Table 4. Worst all-cycle toxicities during the phase II stage.

	Plitidepsin (n=20)			Plitidepsin/DTIC (n=36)a
	Grade 1/4	Grade 3	Grade 4	Grade 1/4	Grade 3	Grade 4
Nonhaematological
ALT increase	18 (90%)	2 (10%)		33 (92%)	9 (25%)	1 (3%)
Anorexia	2 (10%)			6 (17%)
AP increase	11 (55%)			14 (39%)
AST increase	15 (75%)			25 (69%)	2 (6%)
Constipation	3 (15%)			4 (11%)
CPK increase	7 (35%)	2 (10%)	1 (5%)	7 (19%)		1 (3%)
Creatinine increase	4 (20%)			5 (14%)
Diarrhoea	3 (15%)			7 (19%)	1 (3%)
Electrocardiogram T wave abnormalb				4 (11%)
Fatigue	8 (40%)	1 (5%)		15 (42%)	4 (11%)
Hypersensitivity	3 (15%)	1 (5%)		9 (25%)	3 (8%)
Muscle cramps	2 (10%)			3 (8%)	1 (3%)
Muscle weakness	1 (5%)	1 (5%)		5 (14%)	2 (6%)
Myalgia	4 (20%)			4 (11%)
Nausea	9 (45%)	2 (10%)		25 (69%)	1 (3%)
Total bilirubin increased	5 (25%)			19 (53%)
Vomiting	6 (30%)	1 (5%)		13 (36%)	2 (6%)
Weight decrease				4 (11%)
Haematological
Anaemia	11 (55%)		1 (5%)	23 (64%)		1 (3%)
Leukopenia				9 (25%)		1 (3%)
Lymphopenia	11 (55%)	1 (5%)		19 (53%)	1 (3%)
Neutropenia				10 (28%)		2 (6%)
Thrombocytopenia	5 (25%)			5 (14%)		2 (6%)

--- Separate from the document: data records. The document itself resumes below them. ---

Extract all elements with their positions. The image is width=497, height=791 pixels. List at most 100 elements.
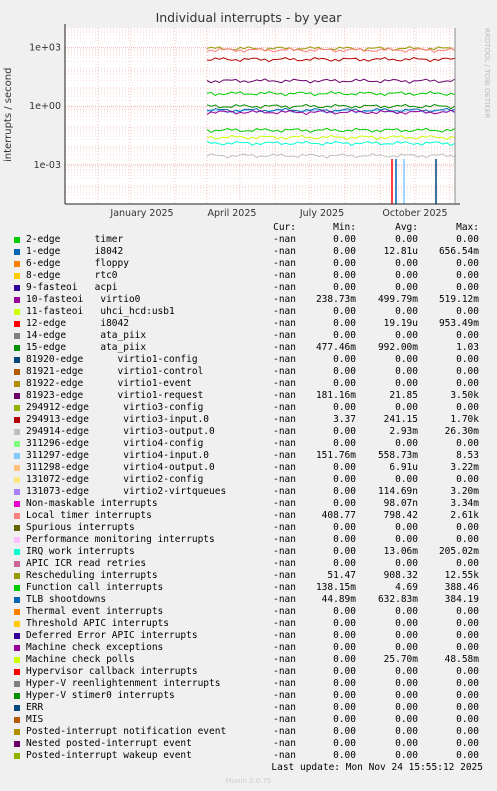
legend-min-value: 477.46m — [315, 342, 356, 353]
legend-swatch — [14, 693, 20, 699]
legend-row: 2-edge timer -nan 0.00 0.00 0.00 — [0, 234, 497, 246]
legend-row: Function call interrupts -nan 138.15m 4.69 3… — [0, 582, 497, 594]
col-header-cur: Cur: — [273, 222, 296, 233]
legend-series-name: 294913-edge virtio3-input.0 — [26, 414, 210, 425]
legend-series-name: Hyper-V stimer0 interrupts — [26, 690, 175, 701]
legend-avg-value: 908.32 — [383, 570, 418, 581]
legend-max-value: 3.50k — [450, 390, 479, 401]
legend-row: 10-fasteoi virtio0 -nan 238.73m 499.79m 519.… — [0, 294, 497, 306]
legend-row: 294914-edge virtio3-output.0 -nan 0.00 2.93… — [0, 426, 497, 438]
legend-max-value: 48.58m — [444, 654, 479, 665]
legend-cur-value: -nan — [273, 330, 296, 341]
legend-swatch — [14, 681, 20, 687]
legend-min-value: 0.00 — [333, 234, 356, 245]
col-header-max: Max: — [456, 222, 479, 233]
legend-min-value: 238.73m — [315, 294, 356, 305]
legend-swatch — [14, 645, 20, 651]
legend-swatch — [14, 489, 20, 495]
legend-series-name: Posted-interrupt notification event — [26, 726, 227, 737]
legend-row: TLB shootdowns -nan 44.89m 632.83m 384.19 — [0, 594, 497, 606]
legend-cur-value: -nan — [273, 318, 296, 329]
legend-max-value: 0.00 — [456, 750, 479, 761]
legend-min-value: 0.00 — [333, 318, 356, 329]
legend-row: 294913-edge virtio3-input.0 -nan 3.37 241.1… — [0, 414, 497, 426]
legend-swatch — [14, 321, 20, 327]
legend-max-value: 0.00 — [456, 678, 479, 689]
legend-min-value: 0.00 — [333, 666, 356, 677]
legend-min-value: 0.00 — [333, 630, 356, 641]
legend-min-value: 0.00 — [333, 546, 356, 557]
legend-row: Deferred Error APIC interrupts -nan 0.00 0.… — [0, 630, 497, 642]
legend-cur-value: -nan — [273, 666, 296, 677]
chart-plot: 1e+03 1e+00 1e-03 January 2025 April 2025 Jul… — [29, 24, 460, 219]
legend-series-name: 131073-edge virtio2-virtqueues — [26, 486, 227, 497]
legend-swatch — [14, 273, 20, 279]
legend-avg-value: 0.00 — [395, 354, 418, 365]
legend-cur-value: -nan — [273, 450, 296, 461]
legend-max-value: 0.00 — [456, 714, 479, 725]
legend-cur-value: -nan — [273, 414, 296, 425]
legend-cur-value: -nan — [273, 750, 296, 761]
legend-swatch — [14, 513, 20, 519]
legend-cur-value: -nan — [273, 582, 296, 593]
legend-min-value: 0.00 — [333, 246, 356, 257]
legend-row: Nested posted-interrupt event -nan 0.00 0.0… — [0, 738, 497, 750]
legend-avg-value: 632.83m — [377, 594, 418, 605]
last-update: Last update: Mon Nov 24 15:55:12 2025 — [271, 762, 483, 773]
legend-max-value: 0.00 — [456, 378, 479, 389]
legend-avg-value: 13.06m — [383, 546, 418, 557]
legend-row: Hyper-V stimer0 interrupts -nan 0.00 0.00 0.… — [0, 690, 497, 702]
legend-avg-value: 0.00 — [395, 282, 418, 293]
legend-cur-value: -nan — [273, 282, 296, 293]
legend-swatch — [14, 549, 20, 555]
legend-min-value: 0.00 — [333, 618, 356, 629]
col-header-min: Min: — [333, 222, 356, 233]
legend-series-name: Threshold APIC interrupts — [26, 618, 169, 629]
legend-series-name: 1-edge i8042 — [26, 246, 124, 257]
legend-max-value: 953.49m — [438, 318, 479, 329]
legend-avg-value: 0.00 — [395, 714, 418, 725]
legend-min-value: 0.00 — [333, 642, 356, 653]
legend-avg-value: 0.00 — [395, 702, 418, 713]
legend-swatch — [14, 297, 20, 303]
legend-row: MIS -nan 0.00 0.00 0.00 — [0, 714, 497, 726]
legend-max-value: 0.00 — [456, 270, 479, 281]
legend-cur-value: -nan — [273, 642, 296, 653]
legend-max-value: 0.00 — [456, 234, 479, 245]
legend-min-value: 0.00 — [333, 534, 356, 545]
legend-series-name: MIS — [26, 714, 44, 725]
legend-max-value: 0.00 — [456, 330, 479, 341]
col-header-avg: Avg: — [395, 222, 418, 233]
legend-row: Performance monitoring interrupts -nan 0.0… — [0, 534, 497, 546]
legend-swatch — [14, 357, 20, 363]
legend-min-value: 0.00 — [333, 438, 356, 449]
legend-min-value: 0.00 — [333, 462, 356, 473]
legend-cur-value: -nan — [273, 306, 296, 317]
legend-series-name: Hyper-V reenlightenment interrupts — [26, 678, 221, 689]
legend-cur-value: -nan — [273, 606, 296, 617]
legend-row: 81922-edge virtio1-event -nan 0.00 0.00 0.00 — [0, 378, 497, 390]
legend-avg-value: 0.00 — [395, 366, 418, 377]
legend-cur-value: -nan — [273, 714, 296, 725]
legend-row: IRQ work interrupts -nan 0.00 13.06m 205.02m — [0, 546, 497, 558]
legend-avg-value: 499.79m — [377, 294, 418, 305]
y-tick-label: 1e+03 — [29, 43, 61, 54]
legend-row: 294912-edge virtio3-config -nan 0.00 0.00 0.… — [0, 402, 497, 414]
legend-series-name: TLB shootdowns — [26, 594, 107, 605]
legend-avg-value: 0.00 — [395, 630, 418, 641]
legend-swatch — [14, 333, 20, 339]
legend-swatch — [14, 261, 20, 267]
legend-series-name: 11-fasteoi uhci_hcd:usb1 — [26, 306, 175, 317]
legend-avg-value: 4.69 — [395, 582, 418, 593]
legend-row: 9-fasteoi acpi -nan 0.00 0.00 0.00 — [0, 282, 497, 294]
legend-row: Machine check polls -nan 0.00 25.70m 48.58m — [0, 654, 497, 666]
legend-row: Posted-interrupt wakeup event -nan 0.00 0.0… — [0, 750, 497, 762]
legend-swatch — [14, 729, 20, 735]
x-tick-label: April 2025 — [208, 208, 257, 219]
legend-max-value: 0.00 — [456, 306, 479, 317]
legend-avg-value: 2.93m — [389, 426, 418, 437]
legend-row: Local timer interrupts -nan 408.77 798.42 2.… — [0, 510, 497, 522]
legend-row: Hypervisor callback interrupts -nan 0.00 0.… — [0, 666, 497, 678]
legend-swatch — [14, 705, 20, 711]
legend-swatch — [14, 741, 20, 747]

Abbreviations: ALT=alanine aminotransferase; AP=alkaline phosphatase; AST=aspartate aminotransferase; CPK=creatine phosphokinase; DTIC=dacarbazine; n=number of patients evaluable for safety.

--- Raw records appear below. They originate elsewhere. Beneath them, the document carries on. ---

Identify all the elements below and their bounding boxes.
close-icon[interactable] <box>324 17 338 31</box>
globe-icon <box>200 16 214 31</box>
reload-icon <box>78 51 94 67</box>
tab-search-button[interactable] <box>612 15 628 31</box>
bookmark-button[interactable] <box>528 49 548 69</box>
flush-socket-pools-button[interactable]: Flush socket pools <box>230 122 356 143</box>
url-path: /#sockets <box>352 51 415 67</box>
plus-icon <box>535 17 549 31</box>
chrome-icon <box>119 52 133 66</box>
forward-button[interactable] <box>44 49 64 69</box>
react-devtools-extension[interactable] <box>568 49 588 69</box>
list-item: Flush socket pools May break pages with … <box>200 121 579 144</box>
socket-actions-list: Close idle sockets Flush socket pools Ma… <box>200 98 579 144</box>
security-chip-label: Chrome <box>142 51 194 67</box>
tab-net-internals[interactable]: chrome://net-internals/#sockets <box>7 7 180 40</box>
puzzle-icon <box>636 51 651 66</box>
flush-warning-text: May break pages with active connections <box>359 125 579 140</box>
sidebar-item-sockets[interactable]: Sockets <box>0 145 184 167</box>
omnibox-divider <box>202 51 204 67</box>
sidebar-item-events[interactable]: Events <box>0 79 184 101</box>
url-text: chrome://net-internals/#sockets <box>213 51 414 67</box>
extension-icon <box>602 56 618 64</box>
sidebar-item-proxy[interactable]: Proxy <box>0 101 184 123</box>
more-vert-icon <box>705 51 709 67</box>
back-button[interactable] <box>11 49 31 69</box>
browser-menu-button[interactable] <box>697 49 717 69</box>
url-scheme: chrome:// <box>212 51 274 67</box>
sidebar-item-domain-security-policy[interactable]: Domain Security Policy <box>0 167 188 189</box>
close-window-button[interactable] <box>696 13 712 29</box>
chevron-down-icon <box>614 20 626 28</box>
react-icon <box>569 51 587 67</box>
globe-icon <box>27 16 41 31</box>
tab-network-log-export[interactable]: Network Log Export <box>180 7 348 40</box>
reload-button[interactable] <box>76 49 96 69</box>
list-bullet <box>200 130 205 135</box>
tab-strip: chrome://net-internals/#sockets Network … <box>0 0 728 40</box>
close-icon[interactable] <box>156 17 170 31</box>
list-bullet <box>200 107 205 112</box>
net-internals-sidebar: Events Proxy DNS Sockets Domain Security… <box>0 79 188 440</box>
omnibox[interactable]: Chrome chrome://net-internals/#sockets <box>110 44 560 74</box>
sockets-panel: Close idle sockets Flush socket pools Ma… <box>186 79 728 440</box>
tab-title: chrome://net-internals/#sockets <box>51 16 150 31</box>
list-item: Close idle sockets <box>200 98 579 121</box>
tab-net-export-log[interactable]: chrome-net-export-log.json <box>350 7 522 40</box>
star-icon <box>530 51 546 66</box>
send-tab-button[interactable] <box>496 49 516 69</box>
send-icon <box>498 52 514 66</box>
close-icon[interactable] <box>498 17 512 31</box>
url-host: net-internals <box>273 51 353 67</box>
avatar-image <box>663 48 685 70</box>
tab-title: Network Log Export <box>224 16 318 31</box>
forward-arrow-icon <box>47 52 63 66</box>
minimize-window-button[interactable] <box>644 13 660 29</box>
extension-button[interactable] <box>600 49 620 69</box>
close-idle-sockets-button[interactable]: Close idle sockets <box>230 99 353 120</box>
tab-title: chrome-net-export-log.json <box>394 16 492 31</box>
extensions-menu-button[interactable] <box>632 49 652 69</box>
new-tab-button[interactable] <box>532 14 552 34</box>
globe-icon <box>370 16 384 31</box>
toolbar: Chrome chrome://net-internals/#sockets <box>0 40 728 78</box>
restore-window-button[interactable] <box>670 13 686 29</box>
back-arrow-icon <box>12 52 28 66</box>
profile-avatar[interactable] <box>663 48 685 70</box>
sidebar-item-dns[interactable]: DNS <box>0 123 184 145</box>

Data shown are number (%) of patients.

Only toxicities found in ⩾10% of patients with either treatment are included. Haematological and laboratory abnormalities are shown regardless of their relationship to treatment.

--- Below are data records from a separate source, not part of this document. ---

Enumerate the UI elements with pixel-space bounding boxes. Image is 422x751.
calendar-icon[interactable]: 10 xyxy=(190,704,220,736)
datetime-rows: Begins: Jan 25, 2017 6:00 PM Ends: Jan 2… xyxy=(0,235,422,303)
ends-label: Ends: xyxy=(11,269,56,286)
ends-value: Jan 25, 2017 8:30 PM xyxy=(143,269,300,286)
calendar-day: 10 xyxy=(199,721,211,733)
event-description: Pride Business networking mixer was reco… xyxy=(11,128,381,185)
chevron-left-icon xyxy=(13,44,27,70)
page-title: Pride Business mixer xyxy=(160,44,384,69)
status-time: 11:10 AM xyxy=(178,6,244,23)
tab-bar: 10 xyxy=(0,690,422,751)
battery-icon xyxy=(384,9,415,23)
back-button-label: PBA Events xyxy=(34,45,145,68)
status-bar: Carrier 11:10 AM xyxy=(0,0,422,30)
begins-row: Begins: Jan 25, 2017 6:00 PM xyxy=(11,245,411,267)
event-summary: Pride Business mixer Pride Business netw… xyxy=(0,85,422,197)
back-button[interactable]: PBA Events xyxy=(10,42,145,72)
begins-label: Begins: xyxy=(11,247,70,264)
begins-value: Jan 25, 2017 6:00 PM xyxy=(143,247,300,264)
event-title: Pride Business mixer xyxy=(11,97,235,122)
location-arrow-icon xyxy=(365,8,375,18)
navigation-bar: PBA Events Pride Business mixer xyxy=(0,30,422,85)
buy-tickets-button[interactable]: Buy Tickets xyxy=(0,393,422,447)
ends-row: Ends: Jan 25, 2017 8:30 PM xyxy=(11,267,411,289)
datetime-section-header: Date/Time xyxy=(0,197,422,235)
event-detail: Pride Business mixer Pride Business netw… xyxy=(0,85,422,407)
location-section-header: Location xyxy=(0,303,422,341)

^aTwo patients enrolled into this cohort were withdrawn before receiving the first infusion and thus were not evaluable for safety.

^bThese comprised grade 2 electrocardiogram T wave inversion (n=2), grade 2 electrocardiogram T wave abnormal, and grade 1 electrocardiogram T wave amplitude decreased (n=1 each).